When flights are delayed, it is not exactly a “capacity” issue, according to my source. Flight delays could be due to technical problems, documentation, VIP movement, bad weather or unruly passengers. Instead of blaming the airlines, passengers should worry more about their safety. Apart from some tragic crashes that we recorded in the past, the safety record of the aviation industry in Nigeria is quite commendable.

 

No responsible regulator will compromise safety of its air space. In any event, pilots and the cabin crew are also like the rest of us – they are human beings. Who wants to die in a plane crash? In every situation, pilots and the technical team take safety considerations seriously – it is at the heart of all decisions.

 

When one of the domestic airlines was grounded recently, the regulators wanted to err on the side of caution. No airline should be allowed to “struggle” to the extent that the safety of its passengers will be compromised; the right thing to do is to ground the airline and carry out an extensive audit on its operations.

 

Airlines operate “triangular movements” with each aircraft. Once an aircraft experiences a delay, it affects all the other flights in that triangle.

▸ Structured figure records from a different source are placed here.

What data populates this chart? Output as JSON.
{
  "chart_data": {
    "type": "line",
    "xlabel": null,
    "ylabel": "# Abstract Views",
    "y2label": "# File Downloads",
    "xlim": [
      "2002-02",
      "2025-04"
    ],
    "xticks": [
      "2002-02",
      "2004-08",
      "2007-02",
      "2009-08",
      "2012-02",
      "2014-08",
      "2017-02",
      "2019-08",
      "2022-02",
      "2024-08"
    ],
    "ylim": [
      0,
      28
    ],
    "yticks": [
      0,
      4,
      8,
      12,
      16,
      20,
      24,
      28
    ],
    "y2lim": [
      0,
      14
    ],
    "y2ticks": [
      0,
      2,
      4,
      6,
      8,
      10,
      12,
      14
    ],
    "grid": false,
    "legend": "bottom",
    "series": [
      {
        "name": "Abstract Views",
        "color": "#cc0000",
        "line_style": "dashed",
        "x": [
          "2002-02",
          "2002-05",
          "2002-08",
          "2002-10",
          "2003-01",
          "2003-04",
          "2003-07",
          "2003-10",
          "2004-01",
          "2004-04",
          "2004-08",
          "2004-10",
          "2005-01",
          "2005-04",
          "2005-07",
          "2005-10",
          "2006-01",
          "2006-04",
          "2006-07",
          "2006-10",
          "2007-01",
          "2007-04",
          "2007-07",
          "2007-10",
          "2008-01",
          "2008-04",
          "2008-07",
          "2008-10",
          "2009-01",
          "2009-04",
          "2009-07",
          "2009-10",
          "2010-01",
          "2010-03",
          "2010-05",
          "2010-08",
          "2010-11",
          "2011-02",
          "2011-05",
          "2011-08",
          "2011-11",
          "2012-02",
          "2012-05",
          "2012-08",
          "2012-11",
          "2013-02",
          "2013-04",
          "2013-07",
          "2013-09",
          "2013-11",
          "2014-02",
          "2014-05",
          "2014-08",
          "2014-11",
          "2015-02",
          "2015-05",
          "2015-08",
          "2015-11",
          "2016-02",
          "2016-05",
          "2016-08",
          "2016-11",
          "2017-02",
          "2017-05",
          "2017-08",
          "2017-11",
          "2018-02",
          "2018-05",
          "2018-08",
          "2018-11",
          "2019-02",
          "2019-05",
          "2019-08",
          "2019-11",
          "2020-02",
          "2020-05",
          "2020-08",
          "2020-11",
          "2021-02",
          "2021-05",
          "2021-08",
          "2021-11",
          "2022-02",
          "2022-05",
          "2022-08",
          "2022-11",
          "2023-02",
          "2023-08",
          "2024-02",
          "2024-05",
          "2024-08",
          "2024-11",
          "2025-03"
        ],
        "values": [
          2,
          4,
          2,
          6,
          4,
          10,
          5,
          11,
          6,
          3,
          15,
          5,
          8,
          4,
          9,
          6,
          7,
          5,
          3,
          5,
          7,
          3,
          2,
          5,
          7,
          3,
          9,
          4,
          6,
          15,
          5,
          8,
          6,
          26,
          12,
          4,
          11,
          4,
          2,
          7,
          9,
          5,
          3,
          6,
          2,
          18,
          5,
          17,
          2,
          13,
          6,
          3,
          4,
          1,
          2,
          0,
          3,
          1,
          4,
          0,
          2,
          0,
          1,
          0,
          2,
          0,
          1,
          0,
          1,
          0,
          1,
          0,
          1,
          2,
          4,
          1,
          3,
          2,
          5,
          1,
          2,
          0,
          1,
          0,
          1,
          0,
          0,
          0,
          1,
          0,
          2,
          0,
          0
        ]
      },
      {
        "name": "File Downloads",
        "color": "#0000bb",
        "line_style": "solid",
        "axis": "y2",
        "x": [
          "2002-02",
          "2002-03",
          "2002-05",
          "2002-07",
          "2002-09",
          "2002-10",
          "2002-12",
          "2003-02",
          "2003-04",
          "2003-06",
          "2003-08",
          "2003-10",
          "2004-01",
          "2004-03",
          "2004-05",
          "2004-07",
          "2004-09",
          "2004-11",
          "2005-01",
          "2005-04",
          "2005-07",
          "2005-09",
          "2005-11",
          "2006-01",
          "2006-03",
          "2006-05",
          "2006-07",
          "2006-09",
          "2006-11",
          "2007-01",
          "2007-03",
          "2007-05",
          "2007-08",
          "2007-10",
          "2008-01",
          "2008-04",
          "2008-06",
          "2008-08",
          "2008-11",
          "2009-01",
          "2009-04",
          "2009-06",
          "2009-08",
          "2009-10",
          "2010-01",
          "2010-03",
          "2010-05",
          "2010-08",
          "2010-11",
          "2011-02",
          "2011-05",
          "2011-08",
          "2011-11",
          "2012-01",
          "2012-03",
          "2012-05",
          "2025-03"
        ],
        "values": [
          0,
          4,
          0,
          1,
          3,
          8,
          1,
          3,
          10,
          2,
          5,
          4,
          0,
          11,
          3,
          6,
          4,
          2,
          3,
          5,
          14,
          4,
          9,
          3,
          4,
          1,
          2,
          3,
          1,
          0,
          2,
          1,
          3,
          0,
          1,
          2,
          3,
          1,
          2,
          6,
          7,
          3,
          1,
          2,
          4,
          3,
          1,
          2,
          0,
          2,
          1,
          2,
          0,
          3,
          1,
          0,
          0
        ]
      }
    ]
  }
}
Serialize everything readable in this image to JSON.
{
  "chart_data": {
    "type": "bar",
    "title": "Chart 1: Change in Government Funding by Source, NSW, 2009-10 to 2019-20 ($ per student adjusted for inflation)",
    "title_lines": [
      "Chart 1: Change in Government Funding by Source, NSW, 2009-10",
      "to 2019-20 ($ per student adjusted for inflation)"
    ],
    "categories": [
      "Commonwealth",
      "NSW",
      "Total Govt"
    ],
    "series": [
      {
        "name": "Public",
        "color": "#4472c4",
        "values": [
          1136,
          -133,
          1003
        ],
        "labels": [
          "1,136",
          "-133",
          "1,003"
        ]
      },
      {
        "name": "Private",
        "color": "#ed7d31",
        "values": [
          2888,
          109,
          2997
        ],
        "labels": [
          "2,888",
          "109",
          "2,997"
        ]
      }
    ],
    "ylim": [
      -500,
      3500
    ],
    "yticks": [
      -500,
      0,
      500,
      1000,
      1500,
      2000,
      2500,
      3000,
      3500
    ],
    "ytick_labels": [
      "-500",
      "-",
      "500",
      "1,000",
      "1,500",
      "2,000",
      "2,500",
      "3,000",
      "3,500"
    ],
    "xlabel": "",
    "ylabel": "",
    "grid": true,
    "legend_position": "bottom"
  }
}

The consequential delays can spread into other triangles if an aircraft is unable to fly in the triangle it belongs. The same passengers who complain over flight delays in Nigeria accept the situation when it occurs overseas.

 

To overcome the challenges in the sector, government should create a special window for airlines to access forex at a discounted rate, in addition to the bailout option and local refining capacity.

 

The airlines on their part should collaborate to train aircraft engineers locally – through a knowledge transfer process — and set up a maintenance repair organisation (MRO) for aircraft maintenance in Nigeria. It will help to save plenty of scarce foreign exchange.

 

My source also told me that it costs between N300m and N400m – subject to variations in the price of dollars — for a single aircraft to be taken abroad for maintenance. Parking fees are charged daily and when the airline is unable to pay on time to retrieve the aircraft, it affects domestic operations.